Edited by Graham K. Brown and Arnim Langer
Chapter 1: Conflict, post-conflict, and state fragility: conceptual and methodological issues
In this chapter we explore the concepts of ‘conflict’, ‘post-conflict’ and state ‘fragility’. The objective is to disentangle the conceptual confusion and overlap that exists between these concepts that complicates their use both in academic research and in policy making. After discussing definitional issues relating to conflict and fragility in the next section, we then analyse empirically the global evolution of the incidence and nature of violent conflict and its links with state fragility. In Section 1.4 we then consider issues involved in defining and identifying a ‘post-conflict’ situation and again relate this back to issues of state ‘fragility’. Section 1.5 concludes.

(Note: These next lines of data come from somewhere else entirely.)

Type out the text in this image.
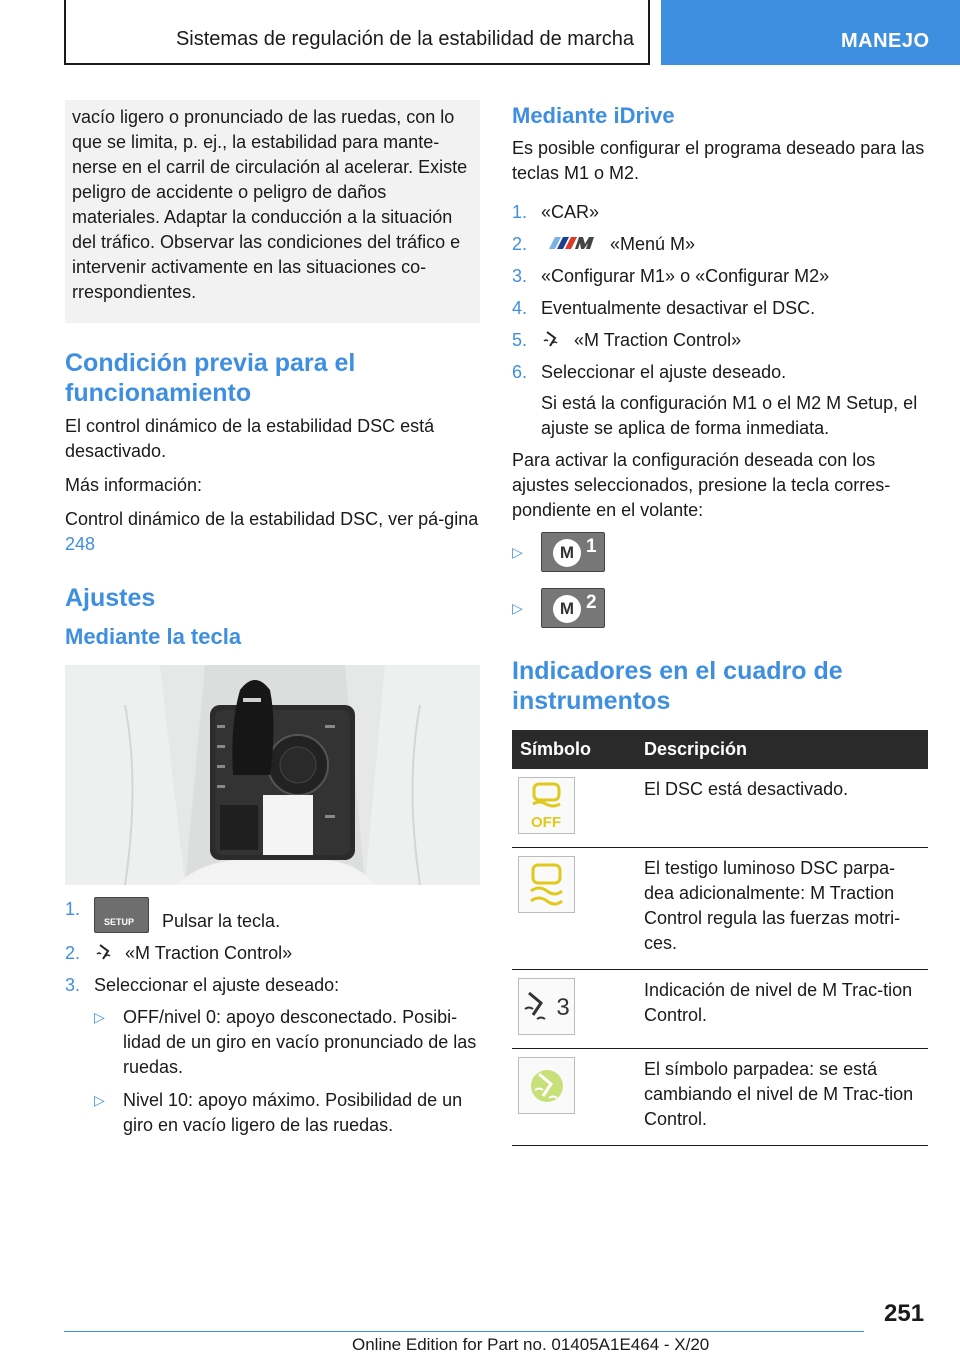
Sistemas de regulación de la estabilidad de marcha	MANEJO
vacío ligero o pronunciado de las ruedas, con lo que se limita, p. ej., la estabilidad para mante‐nerse en el carril de circulación al acelerar. Existe peligro de accidente o peligro de daños materiales. Adaptar la conducción a la situación del tráfico. Observar las condiciones del tráfico e intervenir activamente en las situaciones co‐rrespondientes.
Condición previa para el funcionamiento

El control dinámico de la estabilidad DSC está desactivado.

Más información:

Control dinámico de la estabilidad DSC, ver pá‐gina 248

Ajustes
Mediante la tecla
1.
SETUP Pulsar la tecla.
2.	«M Traction Control»
3. Seleccionar el ajuste deseado:
▷ OFF/nivel 0: apoyo desconectado. Posibi‐lidad de un giro en vacío pronunciado de las ruedas.
▷ Nivel 10: apoyo máximo. Posibilidad de un giro en vacío ligero de las ruedas.
Mediante iDrive

Es posible configurar el programa deseado para las teclas M1 o M2.

1. «CAR»
2.	«Menú M»
3. «Configurar M1» o «Configurar M2»
4. Eventualmente desactivar el DSC.
5.	«M Traction Control»
6. Seleccionar el ajuste deseado.
Si está la configuración M1 o el M2 M Setup, el ajuste se aplica de forma inmediata.

Para activar la configuración deseada con los ajustes seleccionados, presione la tecla corres‐pondiente en el volante:

▷	M 1
▷	M 2
Indicadores en el cuadro de instrumentos
Símbolo	Descripción

OFF	El DSC está desactivado.

	El testigo luminoso DSC parpa‐dea adicionalmente: M Traction Control regula las fuerzas motri‐ces.

3	Indicación de nivel de M Trac‐tion Control.

	El símbolo parpadea: se está cambiando el nivel de M Trac‐tion Control.
251
Online Edition for Part no. 01405A1E464 - X/20
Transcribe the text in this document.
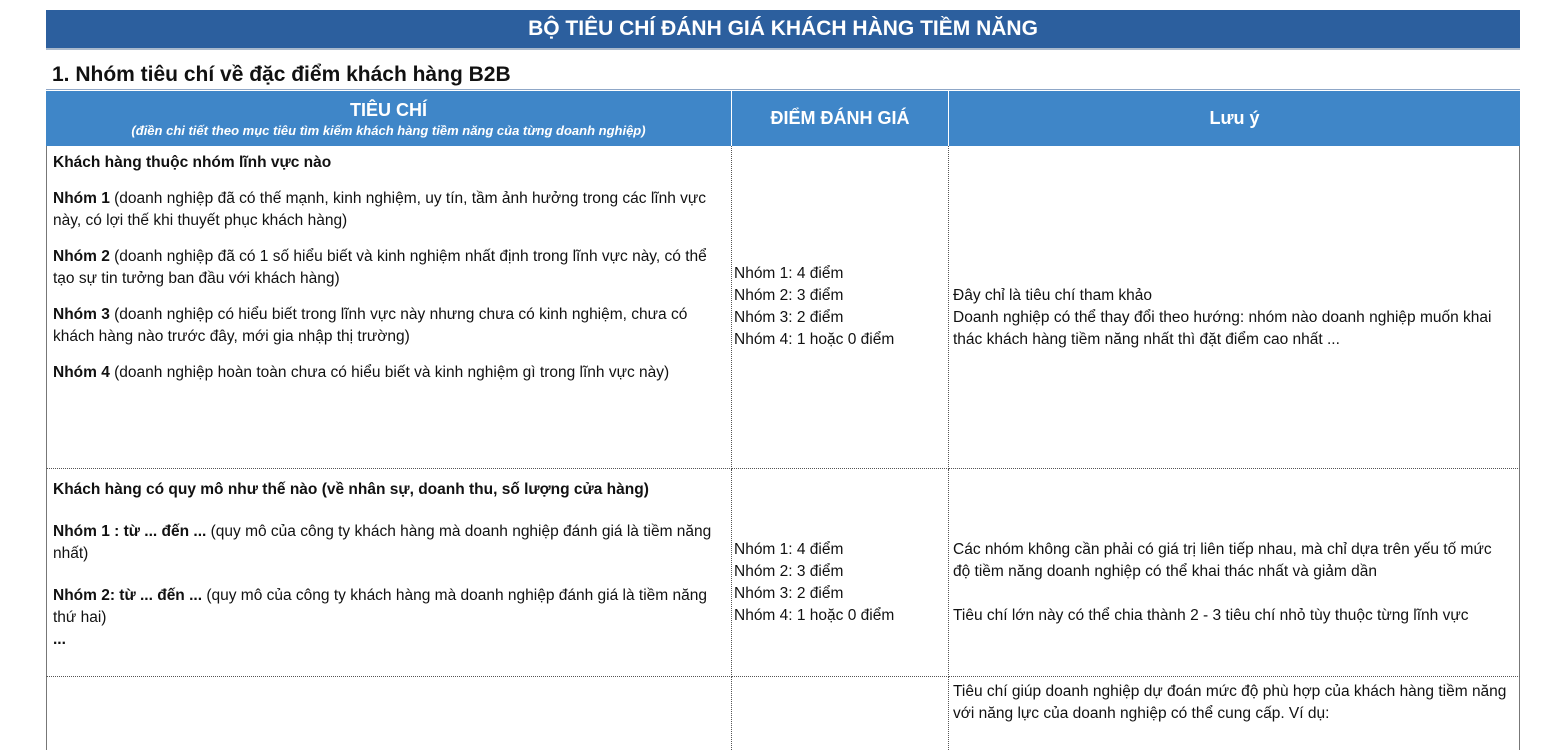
BỘ TIÊU CHÍ ĐÁNH GIÁ KHÁCH HÀNG TIỀM NĂNG
1. Nhóm tiêu chí về đặc điểm khách hàng B2B
TIÊU CHÍ
(điền chi tiết theo mục tiêu tìm kiếm khách hàng tiềm năng của từng doanh nghiệp)
ĐIỂM ĐÁNH GIÁ	Lưu ý
Khách hàng thuộc nhóm lĩnh vực nào
Nhóm 1 (doanh nghiệp đã có thế mạnh, kinh nghiệm, uy tín, tầm ảnh hưởng trong các lĩnh vực này, có lợi thế khi thuyết phục khách hàng)
Nhóm 2 (doanh nghiệp đã có 1 số hiểu biết và kinh nghiệm nhất định trong lĩnh vực này, có thể tạo sự tin tưởng ban đầu với khách hàng)
Nhóm 3 (doanh nghiệp có hiểu biết trong lĩnh vực này nhưng chưa có kinh nghiệm, chưa có khách hàng nào trước đây, mới gia nhập thị trường)
Nhóm 4 (doanh nghiệp hoàn toàn chưa có hiểu biết và kinh nghiệm gì trong lĩnh vực này)
Nhóm 1: 4 điểm
Nhóm 2: 3 điểm
Nhóm 3: 2 điểm
Nhóm 4: 1 hoặc 0 điểm
Đây chỉ là tiêu chí tham khảo
Doanh nghiệp có thể thay đổi theo hướng: nhóm nào doanh nghiệp muốn khai thác khách hàng tiềm năng nhất thì đặt điểm cao nhất ...
Khách hàng có quy mô như thế nào (về nhân sự, doanh thu, số lượng cửa hàng)
Nhóm 1 : từ ... đến ... (quy mô của công ty khách hàng mà doanh nghiệp đánh giá là tiềm năng nhất)
Nhóm 2: từ ... đến ... (quy mô của công ty khách hàng mà doanh nghiệp đánh giá là tiềm năng thứ hai)
...
Nhóm 1: 4 điểm
Nhóm 2: 3 điểm
Nhóm 3: 2 điểm
Nhóm 4: 1 hoặc 0 điểm
Các nhóm không cần phải có giá trị liên tiếp nhau, mà chỉ dựa trên yếu tố mức độ tiềm năng doanh nghiệp có thể khai thác nhất và giảm dần
Tiêu chí lớn này có thể chia thành 2 - 3 tiêu chí nhỏ tùy thuộc từng lĩnh vực
Tiêu chí giúp doanh nghiệp dự đoán mức độ phù hợp của khách hàng tiềm năng với năng lực của doanh nghiệp có thể cung cấp. Ví dụ:
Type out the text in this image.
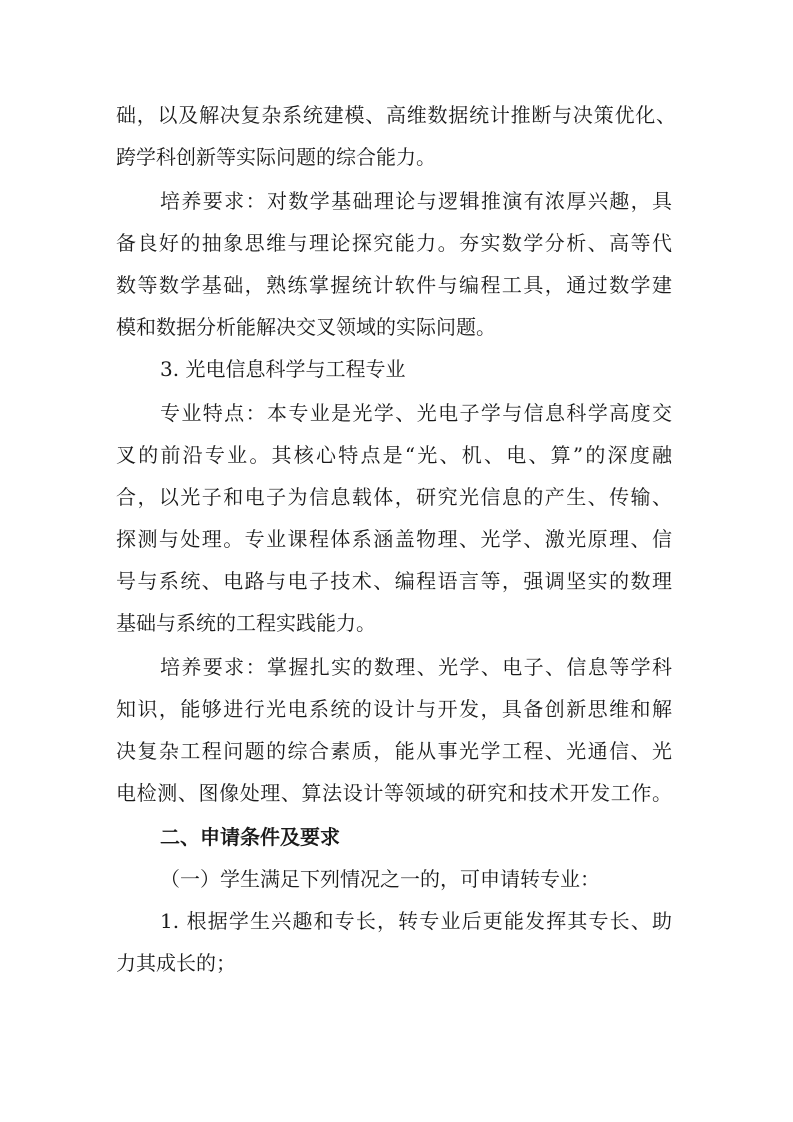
础，以及解决复杂系统建模、高维数据统计推断与决策优化、
跨学科创新等实际问题的综合能力。
培养要求：对数学基础理论与逻辑推演有浓厚兴趣，具
备良好的抽象思维与理论探究能力。夯实数学分析、高等代
数等数学基础，熟练掌握统计软件与编程工具，通过数学建
模和数据分析能解决交叉领域的实际问题。
3. 光电信息科学与工程专业
专业特点：本专业是光学、光电子学与信息科学高度交
叉的前沿专业。其核心特点是“光、机、电、算”的深度融
合，以光子和电子为信息载体，研究光信息的产生、传输、
探测与处理。专业课程体系涵盖物理、光学、激光原理、信
号与系统、电路与电子技术、编程语言等，强调坚实的数理
基础与系统的工程实践能力。
培养要求：掌握扎实的数理、光学、电子、信息等学科
知识，能够进行光电系统的设计与开发，具备创新思维和解
决复杂工程问题的综合素质，能从事光学工程、光通信、光
电检测、图像处理、算法设计等领域的研究和技术开发工作。
二、申请条件及要求
（一）学生满足下列情况之一的，可申请转专业：
1. 根据学生兴趣和专长，转专业后更能发挥其专长、助
力其成长的；
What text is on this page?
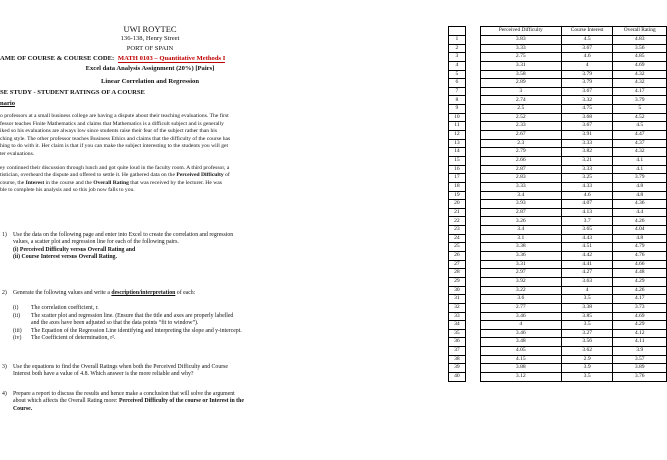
UWI ROYTEC
136-138, Henry Street
PORT OF SPAIN
AME OF COURSE & COURSE CODE: MATH 0103 – Quantitative Methods I
Excel data Analysis Assignment (20%) [Pairs]
Linear Correlation and Regression
SE STUDY - STUDENT RATINGS OF A COURSE
nario
o professors at a small business college are having a dispute about their teaching evaluations. The first
fessor teaches Finite Mathematics and claims that Mathematics is a difficult subject and is generally
iked so his evaluations are always low since students raise their fear of the subject rather than his
ching style. The other professor teaches Business Ethics and claims that the difficulty of the course has
hing to do with it. Her claim is that if you can make the subject interesting to the students you will get
ter evaluations.
ey continued their discussion through lunch and got quite loud in the faculty room. A third professor, a
tistician, overheard the dispute and offered to settle it. He gathered data on the Perceived Difficulty of
course, the Interest in the course and the Overall Rating that was received by the lecturer. He was
ble to complete his analysis and so this job now falls to you.
1) Use the data on the following page and enter into Excel to create the correlation and regression
values, a scatter plot and regression line for each of the following pairs.
(i) Perceived Difficulty versus Overall Rating and
(ii) Course Interest versus Overall Rating.
2) Generate the following values and write a description/interpretation of each:
(i)	The correlation coefficient, r.
(ii)	The scatter plot and regression line. (Ensure that the title and axes are properly labelled
and the axes have been adjusted so that the data points “fit to window”).
(iii)	The Equation of the Regression Line identifying and interpreting the slope and y-intercept.
(iv)	The Coefficient of determination, r².
3) Use the equations to find the Overall Ratings when both the Perceived Difficulty and Course
Interest both have a value of 4.8. Which answer is the more reliable and why?
4) Prepare a report to discuss the results and hence make a conclusion that will solve the argument
about which affects the Overall Rating more: Perceived Difficulty of the course or Interest in the
Course.
		Perceived Difficulty	Course Interest	Overall Rating
1		3.83	4.5	4.83
2		3.33	3.67	3.56
3		2.75	4.6	4.85
4		3.31	4	4.69
5		3.58	3.79	4.32
6		2.89	3.79	4.32
7		3	3.67	4.17
8		2.74	3.32	3.79
9		2.5	4.75	5
10		2.52	3.68	4.52
11		2.33	3.67	4.5
12		2.67	3.91	4.47
13		2.3	3.33	4.37
14		2.79	3.82	4.32
15		2.66	3.21	4.1
16		2.87	3.33	4.1
17		2.83	3.25	3.79
18		3.33	4.33	4.8
19		3.4	4.6	4.8
20		3.93	4.07	4.36
21		2.87	4.13	4.4
22		3.26	3.7	4.26
23		3.4	3.65	4.04
24		3.1	4.43	4.8
25		3.38	4.51	4.79
26		3.36	4.42	4.76
27		3.31	4.41	4.66
28		2.97	4.27	4.48
29		3.92	3.63	4.29
30		3.22	4	4.26
31		3.6	3.5	4.17
32		2.77	3.38	3.73
33		3.46	3.85	4.69
34		4	3.5	4.29
35		3.46	3.27	4.12
36		3.48	3.56	4.11
37		4.05	3.62	3.9
38		4.15	2.9	3.57
39		3.88	3.9	3.89
40		3.12	3.5	3.76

Let us start by exploring the concept of ‘conflict’. Conflict is one of the most widely studied concepts and empirical phenomena in the social and human sciences. In 1960, Anatol Rapoport wryly observed that ‘conflict is a theme that has occupied the thinking of men more than any other, save only God and love’ (quoted in Bercovitch et al. 2009, p. 3; Rapoport 1960, p. 12). Moreover, in the contemporary post-9/11 security environment, it is no longer clear that these three concepts are as distinct as Rapoport appeared to assume.